Congressman Young Talks H.R. 59 That Would Amend The Magnuson-Stevens Act

Author: Anthony Moore |

The Water, Oceans, and Wildlife subcommittee held a legislative hearing on H.R. 59, which would amend the Magnuson-Stevens Fishery Conservation and Management Act to provide for flexibility for fishery managers and stability for fishermen.

 

Congressman Don Young has made effective fishery management a priority and discussed the importance of the bill. He told KSRM:

There’s a lot of oversight by the federal government. Anytime you’ve got the federal government involved, you’re going to have problems. They really, I don’t think, want to manage fish. They want to say, ‘no, you can’t do it.’ That’s one of the issues. We have a big industry in the state. More than 60% of the fish in the world provided by the state of Alaska.

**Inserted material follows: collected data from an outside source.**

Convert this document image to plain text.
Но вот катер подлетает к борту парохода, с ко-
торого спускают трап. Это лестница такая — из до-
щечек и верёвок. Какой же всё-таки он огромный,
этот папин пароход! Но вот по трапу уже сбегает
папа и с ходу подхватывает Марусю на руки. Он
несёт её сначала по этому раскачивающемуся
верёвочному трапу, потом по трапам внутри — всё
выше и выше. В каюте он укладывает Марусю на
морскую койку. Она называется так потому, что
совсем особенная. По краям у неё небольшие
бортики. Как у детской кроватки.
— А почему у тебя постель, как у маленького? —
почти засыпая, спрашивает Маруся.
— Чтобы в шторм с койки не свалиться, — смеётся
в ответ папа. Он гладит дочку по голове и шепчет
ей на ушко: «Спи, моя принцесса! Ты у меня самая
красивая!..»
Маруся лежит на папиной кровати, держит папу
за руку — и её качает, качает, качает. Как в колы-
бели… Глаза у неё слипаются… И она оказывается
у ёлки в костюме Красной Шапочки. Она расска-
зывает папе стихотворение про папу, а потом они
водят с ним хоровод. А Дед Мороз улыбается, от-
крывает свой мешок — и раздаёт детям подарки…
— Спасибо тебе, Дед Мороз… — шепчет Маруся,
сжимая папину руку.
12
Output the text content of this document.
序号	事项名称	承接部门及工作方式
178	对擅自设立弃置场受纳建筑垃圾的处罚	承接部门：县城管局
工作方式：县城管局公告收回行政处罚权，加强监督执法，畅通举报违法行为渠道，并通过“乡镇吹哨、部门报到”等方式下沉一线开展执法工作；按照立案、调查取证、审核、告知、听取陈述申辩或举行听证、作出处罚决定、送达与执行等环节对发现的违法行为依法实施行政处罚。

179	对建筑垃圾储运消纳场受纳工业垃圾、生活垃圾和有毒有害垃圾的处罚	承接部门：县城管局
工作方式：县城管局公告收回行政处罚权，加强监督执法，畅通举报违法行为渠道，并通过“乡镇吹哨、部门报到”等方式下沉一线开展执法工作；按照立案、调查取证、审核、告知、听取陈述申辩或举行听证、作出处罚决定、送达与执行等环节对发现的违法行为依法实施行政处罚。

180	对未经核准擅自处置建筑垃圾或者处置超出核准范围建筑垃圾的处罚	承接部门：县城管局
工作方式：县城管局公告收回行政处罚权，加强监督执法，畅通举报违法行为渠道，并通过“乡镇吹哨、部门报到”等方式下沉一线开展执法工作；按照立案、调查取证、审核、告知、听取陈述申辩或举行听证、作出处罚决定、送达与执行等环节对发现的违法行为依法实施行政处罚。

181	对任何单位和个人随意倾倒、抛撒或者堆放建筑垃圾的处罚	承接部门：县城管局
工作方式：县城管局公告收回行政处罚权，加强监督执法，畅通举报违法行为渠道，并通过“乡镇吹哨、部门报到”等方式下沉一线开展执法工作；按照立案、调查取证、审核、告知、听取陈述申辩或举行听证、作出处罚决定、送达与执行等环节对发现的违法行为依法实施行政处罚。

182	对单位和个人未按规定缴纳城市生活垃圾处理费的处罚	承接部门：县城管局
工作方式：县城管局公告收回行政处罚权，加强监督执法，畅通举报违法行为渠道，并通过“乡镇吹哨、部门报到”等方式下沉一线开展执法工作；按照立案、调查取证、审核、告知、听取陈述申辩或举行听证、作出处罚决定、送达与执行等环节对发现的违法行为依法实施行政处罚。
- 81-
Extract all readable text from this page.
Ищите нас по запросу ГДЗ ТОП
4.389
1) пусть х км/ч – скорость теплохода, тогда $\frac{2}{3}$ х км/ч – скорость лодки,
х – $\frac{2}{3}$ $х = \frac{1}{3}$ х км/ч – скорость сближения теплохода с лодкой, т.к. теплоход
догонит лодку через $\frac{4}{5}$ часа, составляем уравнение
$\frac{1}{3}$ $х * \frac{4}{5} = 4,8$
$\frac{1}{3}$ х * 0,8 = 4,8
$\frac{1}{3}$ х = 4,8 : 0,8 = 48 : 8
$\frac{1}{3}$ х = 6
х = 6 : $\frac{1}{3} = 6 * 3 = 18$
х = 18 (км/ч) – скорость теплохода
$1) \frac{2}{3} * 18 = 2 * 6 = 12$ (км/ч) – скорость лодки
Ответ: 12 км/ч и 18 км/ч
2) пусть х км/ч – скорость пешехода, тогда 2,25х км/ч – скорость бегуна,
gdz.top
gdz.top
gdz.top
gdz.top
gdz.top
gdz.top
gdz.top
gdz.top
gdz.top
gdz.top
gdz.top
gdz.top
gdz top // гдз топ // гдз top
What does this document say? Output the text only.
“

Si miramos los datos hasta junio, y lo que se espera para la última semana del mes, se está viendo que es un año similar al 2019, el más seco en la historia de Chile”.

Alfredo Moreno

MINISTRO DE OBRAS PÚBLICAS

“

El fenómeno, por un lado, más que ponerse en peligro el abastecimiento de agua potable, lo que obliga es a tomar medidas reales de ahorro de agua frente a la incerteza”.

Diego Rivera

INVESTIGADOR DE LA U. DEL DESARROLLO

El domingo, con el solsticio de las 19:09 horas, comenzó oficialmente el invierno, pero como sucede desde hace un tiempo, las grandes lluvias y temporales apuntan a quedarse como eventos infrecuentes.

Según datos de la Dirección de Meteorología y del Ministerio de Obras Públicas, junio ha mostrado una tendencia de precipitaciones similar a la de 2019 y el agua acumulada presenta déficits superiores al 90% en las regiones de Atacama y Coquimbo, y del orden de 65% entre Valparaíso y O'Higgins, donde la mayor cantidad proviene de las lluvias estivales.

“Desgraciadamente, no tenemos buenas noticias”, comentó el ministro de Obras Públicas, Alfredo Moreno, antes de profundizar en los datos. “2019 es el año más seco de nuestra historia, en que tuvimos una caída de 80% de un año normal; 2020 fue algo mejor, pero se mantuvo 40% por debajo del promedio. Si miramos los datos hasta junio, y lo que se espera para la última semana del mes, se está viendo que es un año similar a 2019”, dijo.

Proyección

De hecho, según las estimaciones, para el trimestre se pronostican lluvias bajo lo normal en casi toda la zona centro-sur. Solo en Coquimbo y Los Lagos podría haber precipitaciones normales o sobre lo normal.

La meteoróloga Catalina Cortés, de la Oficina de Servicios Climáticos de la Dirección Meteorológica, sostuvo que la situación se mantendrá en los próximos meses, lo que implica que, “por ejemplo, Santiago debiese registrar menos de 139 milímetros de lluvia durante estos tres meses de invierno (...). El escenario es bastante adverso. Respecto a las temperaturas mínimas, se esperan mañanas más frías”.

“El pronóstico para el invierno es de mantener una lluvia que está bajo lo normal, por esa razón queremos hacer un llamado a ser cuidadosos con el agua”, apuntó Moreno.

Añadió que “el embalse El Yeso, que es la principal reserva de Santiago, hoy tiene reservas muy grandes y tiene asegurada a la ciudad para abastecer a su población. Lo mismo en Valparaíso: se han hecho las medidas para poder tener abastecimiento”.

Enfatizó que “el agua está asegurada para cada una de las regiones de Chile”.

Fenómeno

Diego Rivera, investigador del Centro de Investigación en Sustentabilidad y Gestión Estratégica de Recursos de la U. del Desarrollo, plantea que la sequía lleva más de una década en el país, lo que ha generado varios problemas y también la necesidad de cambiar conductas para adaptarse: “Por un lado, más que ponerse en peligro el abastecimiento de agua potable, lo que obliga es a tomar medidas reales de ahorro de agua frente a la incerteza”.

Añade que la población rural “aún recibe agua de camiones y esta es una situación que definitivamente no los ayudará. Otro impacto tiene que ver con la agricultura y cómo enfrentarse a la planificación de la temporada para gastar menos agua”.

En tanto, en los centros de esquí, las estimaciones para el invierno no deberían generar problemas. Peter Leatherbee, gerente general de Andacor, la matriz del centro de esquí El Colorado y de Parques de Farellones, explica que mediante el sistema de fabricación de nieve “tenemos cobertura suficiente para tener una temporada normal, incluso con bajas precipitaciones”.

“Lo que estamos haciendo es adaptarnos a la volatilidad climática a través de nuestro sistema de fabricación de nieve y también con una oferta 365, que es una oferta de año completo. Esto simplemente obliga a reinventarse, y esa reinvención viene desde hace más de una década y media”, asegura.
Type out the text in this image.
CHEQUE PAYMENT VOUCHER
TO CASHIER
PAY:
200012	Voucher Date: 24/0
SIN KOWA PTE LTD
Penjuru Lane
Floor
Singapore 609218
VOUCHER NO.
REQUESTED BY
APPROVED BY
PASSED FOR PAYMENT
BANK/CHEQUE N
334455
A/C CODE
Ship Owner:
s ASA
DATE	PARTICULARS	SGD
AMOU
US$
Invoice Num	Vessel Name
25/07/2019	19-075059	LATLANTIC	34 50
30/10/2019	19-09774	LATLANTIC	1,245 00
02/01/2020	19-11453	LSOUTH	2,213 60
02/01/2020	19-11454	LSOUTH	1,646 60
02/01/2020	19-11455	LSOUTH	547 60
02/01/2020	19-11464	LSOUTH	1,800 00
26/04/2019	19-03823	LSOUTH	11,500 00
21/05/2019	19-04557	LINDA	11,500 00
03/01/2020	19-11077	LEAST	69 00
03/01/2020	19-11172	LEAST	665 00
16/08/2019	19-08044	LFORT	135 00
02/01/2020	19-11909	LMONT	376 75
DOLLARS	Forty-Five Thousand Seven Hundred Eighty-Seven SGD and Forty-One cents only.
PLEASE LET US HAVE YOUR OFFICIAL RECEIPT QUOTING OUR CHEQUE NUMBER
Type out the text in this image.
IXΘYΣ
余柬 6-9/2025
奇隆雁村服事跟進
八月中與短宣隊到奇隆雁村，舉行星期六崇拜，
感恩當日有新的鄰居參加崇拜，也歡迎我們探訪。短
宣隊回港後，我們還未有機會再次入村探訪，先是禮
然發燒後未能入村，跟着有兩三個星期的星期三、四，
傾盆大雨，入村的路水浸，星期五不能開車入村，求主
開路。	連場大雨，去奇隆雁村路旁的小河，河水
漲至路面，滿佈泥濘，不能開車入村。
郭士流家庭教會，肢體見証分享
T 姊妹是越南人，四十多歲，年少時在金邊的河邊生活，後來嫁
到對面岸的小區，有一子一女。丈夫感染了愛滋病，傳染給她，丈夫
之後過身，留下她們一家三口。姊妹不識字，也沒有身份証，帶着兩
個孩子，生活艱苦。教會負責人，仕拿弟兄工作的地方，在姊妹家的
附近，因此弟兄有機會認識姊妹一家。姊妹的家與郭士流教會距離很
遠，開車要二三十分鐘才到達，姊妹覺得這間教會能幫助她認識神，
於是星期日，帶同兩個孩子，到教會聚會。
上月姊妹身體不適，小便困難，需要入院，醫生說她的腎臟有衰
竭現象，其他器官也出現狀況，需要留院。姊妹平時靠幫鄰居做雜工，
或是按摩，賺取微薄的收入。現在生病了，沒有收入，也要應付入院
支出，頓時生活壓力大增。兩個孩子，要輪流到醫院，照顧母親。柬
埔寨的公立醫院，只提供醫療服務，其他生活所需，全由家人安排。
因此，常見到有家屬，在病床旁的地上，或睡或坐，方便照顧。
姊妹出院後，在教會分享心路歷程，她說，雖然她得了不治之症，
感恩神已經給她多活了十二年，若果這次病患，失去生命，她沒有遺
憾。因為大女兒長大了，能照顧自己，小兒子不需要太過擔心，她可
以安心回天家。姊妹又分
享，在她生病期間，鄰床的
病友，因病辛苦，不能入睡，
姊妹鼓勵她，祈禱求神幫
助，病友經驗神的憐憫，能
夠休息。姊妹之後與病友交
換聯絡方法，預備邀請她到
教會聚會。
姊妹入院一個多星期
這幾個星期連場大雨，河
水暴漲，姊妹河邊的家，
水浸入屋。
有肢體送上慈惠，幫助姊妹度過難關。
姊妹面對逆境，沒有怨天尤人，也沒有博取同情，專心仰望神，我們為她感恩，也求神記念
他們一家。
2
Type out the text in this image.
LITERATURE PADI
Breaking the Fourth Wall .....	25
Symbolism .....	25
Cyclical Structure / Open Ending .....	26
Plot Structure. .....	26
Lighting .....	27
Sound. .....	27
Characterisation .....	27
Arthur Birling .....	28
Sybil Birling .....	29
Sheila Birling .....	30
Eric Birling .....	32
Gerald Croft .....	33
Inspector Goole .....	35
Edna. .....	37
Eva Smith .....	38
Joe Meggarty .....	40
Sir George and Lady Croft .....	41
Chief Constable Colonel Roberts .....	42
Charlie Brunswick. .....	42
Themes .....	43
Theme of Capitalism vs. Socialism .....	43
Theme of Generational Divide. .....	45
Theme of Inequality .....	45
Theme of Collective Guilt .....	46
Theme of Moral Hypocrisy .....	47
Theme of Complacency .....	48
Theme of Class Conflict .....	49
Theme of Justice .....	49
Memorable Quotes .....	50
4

We do have some changing times; you notice the chairman talked about climate change, but the effect of what they’re trying to say is they’re trying to say climate change is changing the fishery and I may not, I won’t disagree with that to that extent, but what do you do? Do you exclude the human factor? I’ve been down in the Appalachian region where we stopped mining coal supposedly for the climate and we put thousands of American people out of work. I’m saying we have to be very careful when we talk about climate change because it really affects the less fortunate, the ones who don’t have as much and the high elite has start talking about. That’s one of the issues in this bill I’ve mostly emphasized on climate change.”

 

One of the proposals within the bill is that the fishery management council will be given authority to consider changes when establishing annual catch limits. Young said:

It’s always been a challenge. To somebody, the ecosystem part of it is more important than the economics of it. that’s where we have to sit down and say which side gets which. People have never really totally studied the aspects of what has happened to our salmon and where and why. They always point the finger to bycatch, or they point the finger to this. It could be predators. In Kodiak, we have 19 whales out there swallowing all the little salmon coming that out of the rivers. Maybe it’s competition within the species themselves.”